The Selection Process


Most employers will use a variety of different selection techniques but the most common will include an interview, possibly a selection centre and even some psychometric tests.

Probably the most common is the interview, so we'll statr there with some key things to bear in mind during the interview.



First of all there are many different types of interview. You may be competency based interviewed, where you are asked questions designed to discover if you have the competencies/skills required for the job. You may have a technical interview, where you have to show that you have the technical skills required for the role. And finally, you may have a structured interview where you may be asked a set of questions that are asked of every candidate. So the first thing is to find out what sort of interview you are being invited to.

Ensure that you do your homework before the interview. Find out as much as you can about the company and the job you are applying for. This ensures you are best placed to ask questions and answer questions about the company.

Be sure you know your CV or application form in detail. Take a copy with you to the interview so you can refer to it. Nerves can affect how your brain works so having it to hand will help. If it is a competency based interview map the competencies against your experience so you have lots of examples to hand.

Get someone to give you some interview practice with the most common questions you will be asked. This will help you find out what works and what you may need to rethink.

Prepare questions to take with you. Good ones to ask include the future direction of the business or future goals. It can show you have done your homework and are interested in the company.

Problem Questions

There are some questions that can cause interviewees real problems. But with some preparation they shouldn’t be a problem for you. Here we list a few of them with some ideas of how you could respond

  • Tell me about yourself?  This is often a first question to help you relax and give the interviewer a good starting point. But it can be a killer. If you are nervous you can ramble on or simply not know where to start. Practice this answer. Use the structure of your CV to give a short and punchy answer. You wouldn’t want to speak for more than about 3 minutes. The interviewer will pick up on things they want more detail on.
  • What are your weaknesses? The danger here is either to touch a nerve by choosing something crucial to the role or to say that you have none! A good answer is to choose something that is a development need but can also be perceived as a strength. An example is that you like to be organised and can get a little frustrated if things don’t go according to plan. You know you need to regroup but it is frustrating. Have your answer prepared. For a personal trainer it could be getting frustrated when someone cancels at the last minute.
  • If you were an animal what would you be? Always a tricky one. If you say rabbit then what you see as cute and fluffy an interviewer could see as weak and vulnerable! Think about this with regard to the role you are applying for. A dog, particularly certain breeds, can be a good answer, words like loyal, strong, fit and bright are good ones. Think also of a horse-again loyal, hardworking, and proud. Watch a lion, could be perceived as aggressive and predatory.

Common Questions

There are some questions which are so common you really must be prepared for them.

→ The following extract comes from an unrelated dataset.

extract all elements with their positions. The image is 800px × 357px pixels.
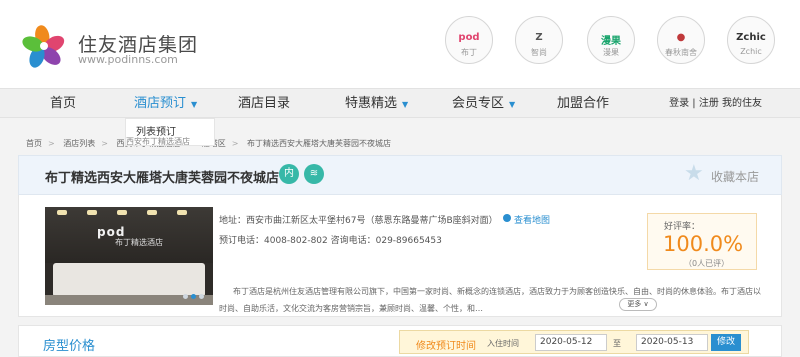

Competency based questions

If the interview is competency based then you will be asked to demonstrate where and when you have demonstrated a certain skill. So you may be asked questions like ‘Give me an example of where you have lead people’, Give me an example of an event you were responsible for planning’. Tell me of a time when you had to deal with conflict and assert your views’. The key here is to have examples to hand and be able to withstand probing of them.

  • What are your goals, where do you want to be 5 years’ time? This is a common one, where employers will want to see whether you are looking for a career or a job. This can have its pitfalls. Look too ambitious and the employer may not think you will hang around for long. Don’t mention any ambition and they may not think they can’t develop you.
  • Why do you want to work here? Pretty basic stuff to have up your sleeve. You need to show here that you will add value to the business over other candidates and you understand the business and its needs.
  • What salary are you seeking? Be aware of the salary that has been advertised. Talk honestly but be realistic.
  • What will you bring to this role? Here is your chance to sell yourself and you must take it. Be succinct but pack some punches, your competitors will!

Selection Centres

As well as an interview you may also be invited to an assessment or section centre. This is a way of an employer seeing the skills you say you have. This is usually a day where you will take part in a group exercise with other candidates, possibly a one to one, an interview and maybe some psychometric tests.

It is difficult to prepare for an assessment centre because you are working with other candidates and that dynamic can’t be predicted but there are a number of things you can do. Ask as much as you can about what will happen on the day and the skills that are being looked for. You will therefore know what to expect and be aware of the behaviours that your potential employer is looking for.

Overall, relax, be yourself, be aware that you are being observed.

Psychometric Tests

Many employers use this to ascertain your personality type and your preferences. This can be useful in their decision making. Again, these cannot really be prepared for as you cannot alter your personality to suit a particular test. Relax and be honest. Also, ask if you can have feedback following the test.